I have never said anything about the format one way or the other.

It's an interesting forum and you have the right to run it as you see fit, but it isn't fair for you to say I "didn't like the format" when I said no such thing.

I was very polite with my request, no drama, and you responded by misquoting me.

Sorry, but that's a bit low, mate.

I've tried to remain polite here, and it's unfortunate to not have the gesture returned.

Nonetheless, as I stated in the post you deleted, I wish all here the best.
 
I have never said anything about the format one way or the other.

It's an interesting forum and you have the right to run it as you see fit, but it isn't fair for you to say I "didn't like the format" when I said no such thing.

I was very polite with my request, no drama, and you responded by misquoting me.

Sorry, but that's a bit low, mate.

I've tried to remain polite here, and it's unfortunate to not have the gesture returned.

Nonetheless, as I stated in the post you deleted, I wish all here the best.

Sorry, I assumed because you refused to post according to the format, and you then left, then this indicated to me that you did not like it.
 
I think it's the rules she doesn't like. Actually expecting her to post links to her claims.
 
I think it's the rules she doesn't like.
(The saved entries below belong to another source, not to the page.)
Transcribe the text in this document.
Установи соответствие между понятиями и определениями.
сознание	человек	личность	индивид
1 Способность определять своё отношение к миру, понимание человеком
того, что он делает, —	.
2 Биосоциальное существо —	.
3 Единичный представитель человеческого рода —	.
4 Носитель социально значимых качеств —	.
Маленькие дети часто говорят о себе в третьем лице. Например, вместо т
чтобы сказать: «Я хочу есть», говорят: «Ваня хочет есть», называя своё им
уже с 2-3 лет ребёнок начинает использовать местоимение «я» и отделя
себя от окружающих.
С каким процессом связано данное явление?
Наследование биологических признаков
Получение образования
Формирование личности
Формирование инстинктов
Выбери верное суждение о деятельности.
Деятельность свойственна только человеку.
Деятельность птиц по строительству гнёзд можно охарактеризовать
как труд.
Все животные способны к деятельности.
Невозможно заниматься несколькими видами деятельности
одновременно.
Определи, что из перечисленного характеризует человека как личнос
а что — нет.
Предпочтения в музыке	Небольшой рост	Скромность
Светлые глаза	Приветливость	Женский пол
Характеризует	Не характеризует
Actually expecting her to post links to her claims.

I'd include rules in the general descriptor of "format". I should have been more clear.

But yes, posting claims without evidence was the problem. Especially when the claims should be so easily verifiable. Quotes and suchlike.
 
I don't understand why anyone would post such claims anywhere, let alone on a site that specifically indicates that claims should be backed up, and then be utterly unable to post any evidence of these claims other than a news article and the interpretation of a journalist.